Walking into a wine store without knowing what I want can be as bad as walking into Blockbuster without knowing what I want. It’s always the same: After forty five minutes of doing isle laps, I pick a bottle with a good looking label and pray I haven’t chosen the wine equivalent of Leprechaun 4: In the Hood. Then, after the store clerk tells me my wine will only pair with Kazakhstani lutefisk I get the sinking feeling that drinking this wine with the pizza I had planned for tonight would be the pairing equivalent of showing the kids Reservoir Dogs.
In the past I’ve used “red wine with beef, white wine with chicken and fish” as my pairing compass but I can’t continue to attempt brain surgery with something as crude as a wrench. A new tool is needed to help with this challenging dilemma. I need something more complex with more options to address the subtleties of hundreds of spices and grape varietals.
Natalie MacLean, wine critic and sommelier, has the answer: The tool is called “Food & Wine Matcher” and is on her site here. With two or three clicks of the mouse I can now narrow my choices to a short list of wines that go with my dish. Tonight, for example, I’ll click on “Pizza” and a list of options appears. From those options, I then click on “Combination” and behold, there’s my short list of wines to drink with my combination pizza.
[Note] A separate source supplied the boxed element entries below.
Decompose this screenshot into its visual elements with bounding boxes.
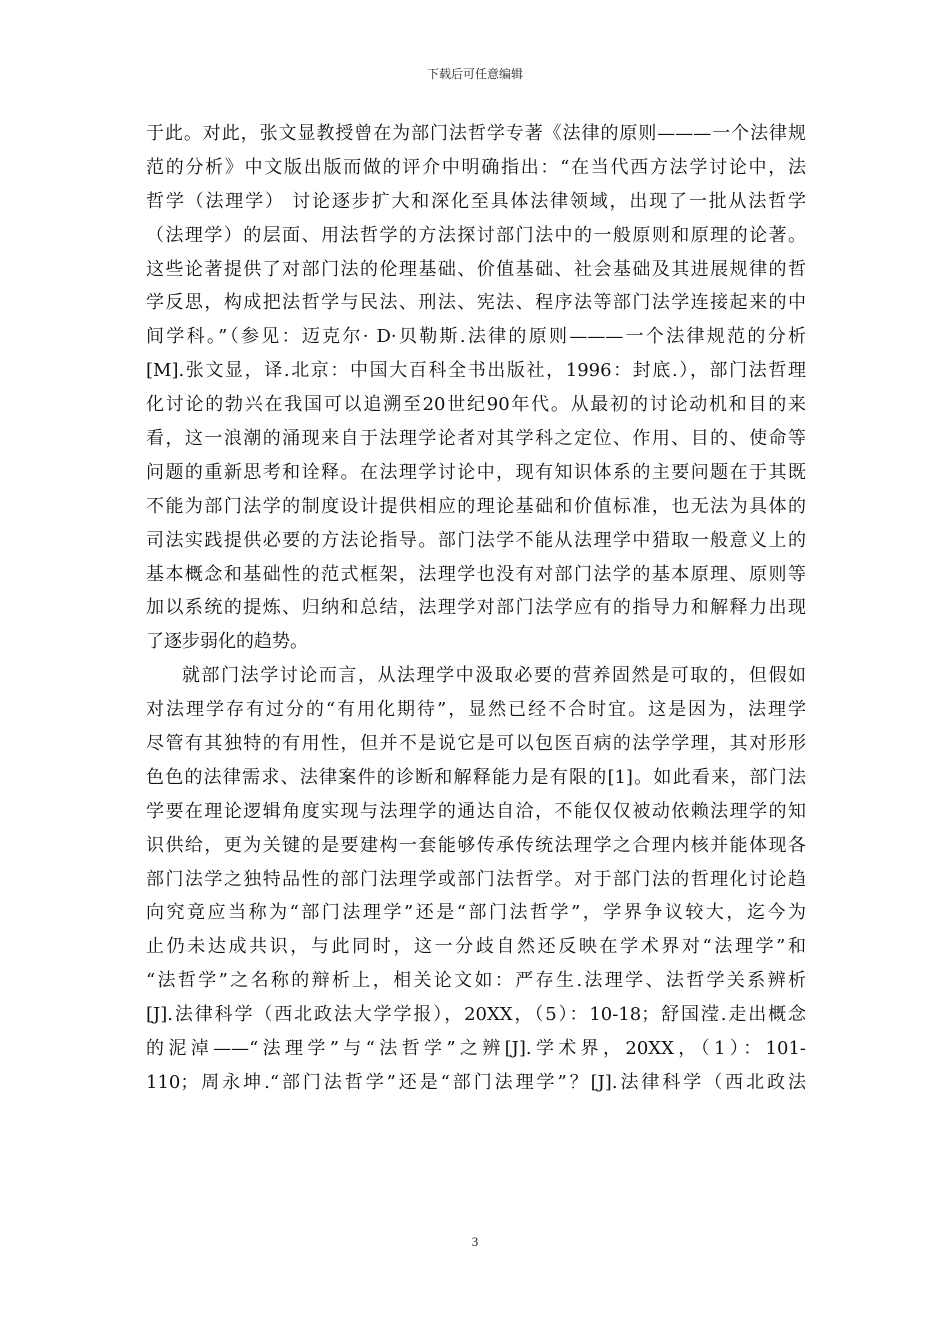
text-line: 范的分析》中文版出版而做的评介中明确指出：“在当代西方法学讨论中，法: [146, 156, 806, 178]
text-line: 这些论著提供了对部门法的伦理基础、价值基础、社会基础及其进展规律的哲: [146, 258, 806, 280]
text-line: 的泥淖——“法理学”与“法哲学”之辨[J].学术界，20XX，（1）：101-: [146, 1038, 806, 1060]
text-line: 色色的法律需求、法律案件的诊断和解释能力是有限的[1]。如此看来，部门法: [146, 766, 806, 788]
text-line: 加以系统的提炼、归纳和总结，法理学对部门法学应有的指导力和解释力出现: [146, 597, 806, 619]
page-header: 下载后可任意编辑: [426, 67, 523, 81]
text-line: [J].法律科学（西北政法大学学报），20XX，（5）：10-18；舒国滢.走出概念: [146, 1004, 806, 1026]
text-line: 司法实践提供必要的方法论指导。部门法学不能从法理学中猎取一般意义上的: [146, 529, 806, 551]
text-line: 化讨论的勃兴在我国可以追溯至20世纪90年代。从最初的讨论动机和目的来: [146, 394, 806, 416]
text-line: “法哲学”之名称的辩析上，相关论文如：严存生.法理学、法哲学关系辨析: [146, 970, 806, 992]
text-line: 基本概念和基础性的范式框架，法理学也没有对部门法学的基本原理、原则等: [146, 563, 806, 585]
text-line: 尽管有其独特的有用性，但并不是说它是可以包医百病的法学学理，其对形形: [146, 733, 806, 755]
text-line: 问题的重新思考和诠释。在法理学讨论中，现有知识体系的主要问题在于其既: [146, 461, 806, 483]
text-line: 止仍未达成共识，与此同时，这一分歧自然还反映在学术界对“法理学”和: [146, 936, 806, 958]
paragraph-1: [146, 117, 806, 659]
text-line: 对法理学存有过分的“有用化期待”，显然已经不合时宜。这是因为，法理学: [146, 699, 806, 721]
text-line: 学要在理论逻辑角度实现与法理学的通达自洽，不能仅仅被动依赖法理学的知: [146, 800, 806, 822]
text-line: 学反思，构成把法哲学与民法、刑法、宪法、程序法等部门法学连接起来的中: [146, 292, 806, 314]
text-line: 看，这一浪潮的涌现来自于法理学论者对其学科之定位、作用、目的、使命等: [146, 428, 806, 450]
text-line: 不能为部门法学的制度设计提供相应的理论基础和价值标准，也无法为具体的: [146, 495, 806, 517]
document-body: [146, 117, 806, 1100]
text-line: 哲学（法理学） 讨论逐步扩大和深化至具体法律领域，出现了一批从法哲学: [146, 190, 806, 212]
page-number: 3: [471, 1234, 479, 1249]
paragraph-2: [146, 659, 806, 1100]
text-line: 部门法学之独特品性的部门法理学或部门法哲学。对于部门法的哲理化讨论趋: [146, 868, 806, 890]
text-line: 识供给，更为关键的是要建构一套能够传承传统法理学之合理内核并能体现各: [146, 834, 806, 856]
text-line: （法理学）的层面、用法哲学的方法探讨部门法中的一般原则和原理的论著。: [146, 224, 806, 246]
text-line: 间学科。”（参见：迈克尔· D·贝勒斯.法律的原则———一个法律规范的分析: [146, 326, 806, 348]
text-line: 就部门法学讨论而言，从法理学中汲取必要的营养固然是可取的，但假如: [182, 665, 806, 687]
text-line: 于此。对此，张文显教授曾在为部门法哲学专著《法律的原则———一个法律规: [146, 123, 806, 144]
text-line: [M].张文显，译.北京：中国大百科全书出版社，1996：封底.），部门法哲理: [146, 360, 806, 382]
text-line: 110；周永坤.“部门法哲学”还是“部门法理学”？[J].法律科学（西北政法: [146, 1071, 806, 1093]
text-line: 向究竟应当称为“部门法理学”还是“部门法哲学”，学界争议较大，迄今为: [146, 902, 806, 924]
text-line: 了逐步弱化的趋势。: [146, 631, 308, 653]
For something so robust, the tool is very simple. The matcher will also go the other way where I can start with the wine and after two or three clicks have my short list of dishes to serve with it.
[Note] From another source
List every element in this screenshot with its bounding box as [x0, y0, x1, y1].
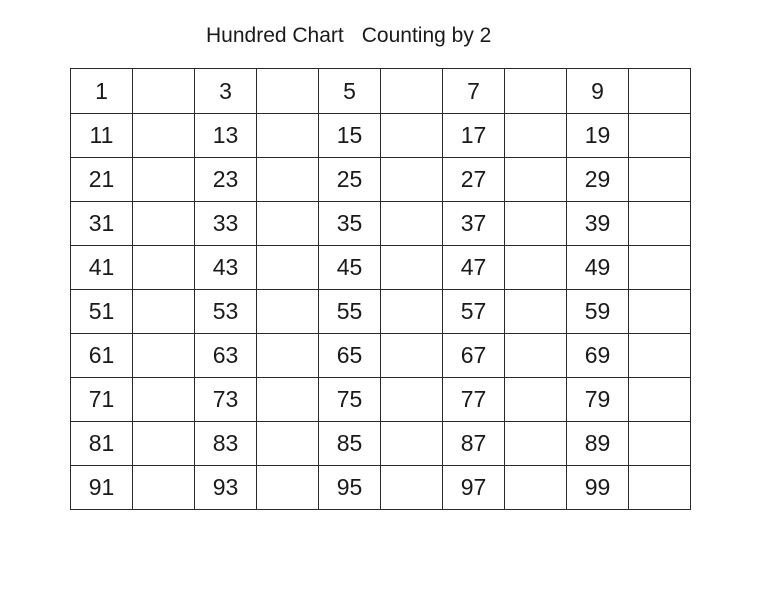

At this time Natalie does not have a movie/wine pairing feature on her matcher. I’m sure having one would have spared me from Earnest Goes to Camp. However, by using the matcher I did learn that this week’s recommendation is extremely food friendly.
Hook & Ladder 2008, Chardonnay ($17.99): This wine reminds me of a high school kid that has their act together: It’s youthful, fresh, crisp, and has a Sprite-like lemon-lime taste but at the same time it uses a refined amount of light oak to lend it a degree of sophistication.